Financial Daily from THE HINDU group of publications
Thursday, Dec 02, 2004
Industry & Economy - Income Tax
I-T collections overestimated on challan confusion
New Delhi , Dec. 1
FOR the first ever time, the Centre's revenue collections from personal income-tax have exceeded that from corporation tax during the current fiscal, sparking off questions regarding the sources behind the unusual buoyancy in the former.
As per the Controller General of Account's latest data, the Centre's net revenues from personal income-tax during April-October 2004, at Rs 26,874 crore, surpassed the Rs 25,409 crore mobilised from corporation tax over the same period.
Also, the year-on-year growth in income-tax collections amounted to a whopping 54.8 per cent, against the corresponding 21.4 per cent in the case of corporation tax.

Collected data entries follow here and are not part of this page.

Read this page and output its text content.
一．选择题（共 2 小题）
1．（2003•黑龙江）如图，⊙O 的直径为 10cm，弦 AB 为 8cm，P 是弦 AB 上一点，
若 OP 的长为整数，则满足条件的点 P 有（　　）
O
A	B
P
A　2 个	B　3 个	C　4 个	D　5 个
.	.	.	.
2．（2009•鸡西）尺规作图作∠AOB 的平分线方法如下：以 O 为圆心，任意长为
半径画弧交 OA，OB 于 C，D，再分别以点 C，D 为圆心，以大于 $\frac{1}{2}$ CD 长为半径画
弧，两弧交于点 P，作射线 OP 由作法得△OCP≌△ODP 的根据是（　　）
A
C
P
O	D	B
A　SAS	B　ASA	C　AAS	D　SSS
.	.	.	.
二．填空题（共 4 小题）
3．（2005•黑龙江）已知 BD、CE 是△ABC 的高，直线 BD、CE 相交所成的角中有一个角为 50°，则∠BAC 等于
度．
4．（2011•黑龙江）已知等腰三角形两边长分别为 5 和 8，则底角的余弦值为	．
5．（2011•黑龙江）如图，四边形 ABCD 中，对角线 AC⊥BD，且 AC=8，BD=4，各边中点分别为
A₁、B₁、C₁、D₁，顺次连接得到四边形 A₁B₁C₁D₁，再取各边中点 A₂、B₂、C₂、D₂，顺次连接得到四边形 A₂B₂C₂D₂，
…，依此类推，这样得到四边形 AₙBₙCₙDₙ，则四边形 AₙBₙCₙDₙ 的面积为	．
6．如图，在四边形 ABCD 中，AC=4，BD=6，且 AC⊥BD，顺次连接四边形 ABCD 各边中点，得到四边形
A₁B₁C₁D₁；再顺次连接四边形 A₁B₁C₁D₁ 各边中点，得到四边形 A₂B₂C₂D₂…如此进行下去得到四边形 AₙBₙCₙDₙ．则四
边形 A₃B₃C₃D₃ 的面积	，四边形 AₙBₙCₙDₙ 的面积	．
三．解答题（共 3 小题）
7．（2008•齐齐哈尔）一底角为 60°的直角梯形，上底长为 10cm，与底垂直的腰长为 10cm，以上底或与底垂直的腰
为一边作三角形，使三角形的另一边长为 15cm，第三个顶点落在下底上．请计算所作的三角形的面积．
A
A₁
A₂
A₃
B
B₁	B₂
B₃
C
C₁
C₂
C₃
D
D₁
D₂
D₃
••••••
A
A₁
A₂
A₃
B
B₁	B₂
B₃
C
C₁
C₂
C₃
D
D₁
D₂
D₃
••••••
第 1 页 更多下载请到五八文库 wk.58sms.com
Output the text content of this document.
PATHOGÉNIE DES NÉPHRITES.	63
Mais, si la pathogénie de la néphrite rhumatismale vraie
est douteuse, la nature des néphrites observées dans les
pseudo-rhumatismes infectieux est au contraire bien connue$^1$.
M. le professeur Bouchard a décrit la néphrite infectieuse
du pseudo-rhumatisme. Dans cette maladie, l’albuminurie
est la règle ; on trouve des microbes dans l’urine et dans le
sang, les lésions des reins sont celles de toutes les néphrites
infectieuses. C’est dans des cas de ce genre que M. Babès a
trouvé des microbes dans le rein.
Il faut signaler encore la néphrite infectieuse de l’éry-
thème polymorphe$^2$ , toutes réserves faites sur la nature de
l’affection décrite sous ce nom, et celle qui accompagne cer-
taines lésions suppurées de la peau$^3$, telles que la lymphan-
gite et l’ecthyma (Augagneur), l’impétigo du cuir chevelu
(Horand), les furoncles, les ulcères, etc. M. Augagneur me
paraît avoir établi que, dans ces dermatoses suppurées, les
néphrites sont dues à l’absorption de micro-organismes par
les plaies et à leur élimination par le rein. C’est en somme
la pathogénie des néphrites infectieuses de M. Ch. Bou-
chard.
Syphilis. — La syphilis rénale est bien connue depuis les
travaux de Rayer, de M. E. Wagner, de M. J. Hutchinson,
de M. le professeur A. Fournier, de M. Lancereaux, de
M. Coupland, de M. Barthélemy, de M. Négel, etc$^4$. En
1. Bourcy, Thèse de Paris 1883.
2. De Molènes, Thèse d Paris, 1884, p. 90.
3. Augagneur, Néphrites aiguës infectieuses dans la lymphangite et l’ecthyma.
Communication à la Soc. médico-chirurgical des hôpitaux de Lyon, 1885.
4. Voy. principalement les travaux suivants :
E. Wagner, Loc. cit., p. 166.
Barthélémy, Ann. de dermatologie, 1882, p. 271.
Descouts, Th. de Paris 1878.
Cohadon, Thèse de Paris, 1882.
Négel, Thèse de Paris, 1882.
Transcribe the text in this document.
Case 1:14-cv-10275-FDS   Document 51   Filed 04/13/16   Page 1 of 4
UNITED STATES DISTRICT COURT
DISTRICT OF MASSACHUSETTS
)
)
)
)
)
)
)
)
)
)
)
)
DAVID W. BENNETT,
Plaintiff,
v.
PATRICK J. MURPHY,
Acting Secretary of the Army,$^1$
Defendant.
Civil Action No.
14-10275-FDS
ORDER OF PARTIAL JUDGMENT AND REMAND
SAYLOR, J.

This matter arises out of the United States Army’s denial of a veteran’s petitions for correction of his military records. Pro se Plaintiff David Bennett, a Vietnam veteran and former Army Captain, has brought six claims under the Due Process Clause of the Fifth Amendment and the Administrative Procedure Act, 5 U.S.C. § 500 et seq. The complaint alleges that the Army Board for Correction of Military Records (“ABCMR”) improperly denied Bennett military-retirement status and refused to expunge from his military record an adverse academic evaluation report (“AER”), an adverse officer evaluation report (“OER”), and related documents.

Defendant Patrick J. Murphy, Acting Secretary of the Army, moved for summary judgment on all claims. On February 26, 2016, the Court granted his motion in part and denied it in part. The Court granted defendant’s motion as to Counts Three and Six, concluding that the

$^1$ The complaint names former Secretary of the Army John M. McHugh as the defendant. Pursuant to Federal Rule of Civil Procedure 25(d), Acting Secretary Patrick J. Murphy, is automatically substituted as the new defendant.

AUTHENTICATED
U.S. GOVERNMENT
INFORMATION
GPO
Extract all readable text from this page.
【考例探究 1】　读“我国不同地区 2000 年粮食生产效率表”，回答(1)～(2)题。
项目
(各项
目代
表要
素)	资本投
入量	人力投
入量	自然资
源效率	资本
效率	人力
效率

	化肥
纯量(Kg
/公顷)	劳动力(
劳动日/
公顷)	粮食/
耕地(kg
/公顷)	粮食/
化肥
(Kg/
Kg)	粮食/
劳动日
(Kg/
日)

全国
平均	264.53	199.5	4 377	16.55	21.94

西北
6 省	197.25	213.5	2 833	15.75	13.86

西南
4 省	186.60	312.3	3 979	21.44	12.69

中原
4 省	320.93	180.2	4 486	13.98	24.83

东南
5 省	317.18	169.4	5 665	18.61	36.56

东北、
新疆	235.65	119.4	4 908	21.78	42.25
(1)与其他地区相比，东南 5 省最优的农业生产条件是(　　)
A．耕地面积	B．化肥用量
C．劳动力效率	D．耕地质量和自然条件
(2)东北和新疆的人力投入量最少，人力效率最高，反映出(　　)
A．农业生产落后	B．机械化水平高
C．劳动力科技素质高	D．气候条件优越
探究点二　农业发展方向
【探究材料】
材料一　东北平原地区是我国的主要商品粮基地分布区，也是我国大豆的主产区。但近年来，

On the other hand, the Union Budget had estimated collections from personal income-tax during the entire current fiscal at Rs 50,929 crore, which is much lower than the Rs 88,436 crore budgeted from corporates.
How does one, then, account for this seemingly divergent trend, wherein revenues from income-tax have surged ahead of the Centre's corporation tax mop-up?
When contacted, a senior Revenue Department official ascribed the rather heady jump in personal income-tax collections this fiscal to a statistical blip arising from `inadvertent mis-declaration' by corporation assessees.
And this, in turn, has ironically been the outcome of the Department's recent efforts to simplify the tax payment mechanism and usher in an Online Tax Accounting System (OLTAS) from June 1, this year.
Simplification complicates: A major component of the new taxpayer-friendly payment regime was replacing the earlier seven different types of challans (with four copies) for depositing direct taxes with only three single-copy challans. While earlier there was a red coloured challan for corporation tax and a separate blue one for personal income-tax payments, the new system put in place a single unified `ITNS-280' challan for payment of personal income-tax, corporation tax and wealth tax for all non-TDS (tax deducted at source) purposes.
But as it has turned out, the new challan system has led to large-scale misclassification of tax revenues due to incorrect recording by corporate assessees.
The new challan basically contains two separate boxes, which assessees have to choose while recording their payments.
The first one pertains to corporation tax and the other to income-tax.
"A number of companies have wrongly ticked the income-tax box while making payments, in the mistaken notion that corporation tax is meant for payment to the municipality.
"Also, since the challan does not clearly specify income-tax as personal income-tax, a lot of corporates have ended up recording their payments under the income-tax head," the Revenue Department official said.
According to him, during June-September alone, some 80-odd companies are estimated to have wrongly recorded corporation tax payments under the income-tax head, leading to misclassification to the extent of Rs 6,000 crore.
"To that extent, there has been an overestimation of personal income tax collections and underestimation of corporation tax collections," the official added.
The official hoped that the misclassification anomaly would be sorted out in the coming days, as the Department has instructed field formations to guide corporate assesses to record the correct entries in their challans, while making payments for the next advance tax instalment due by December 15.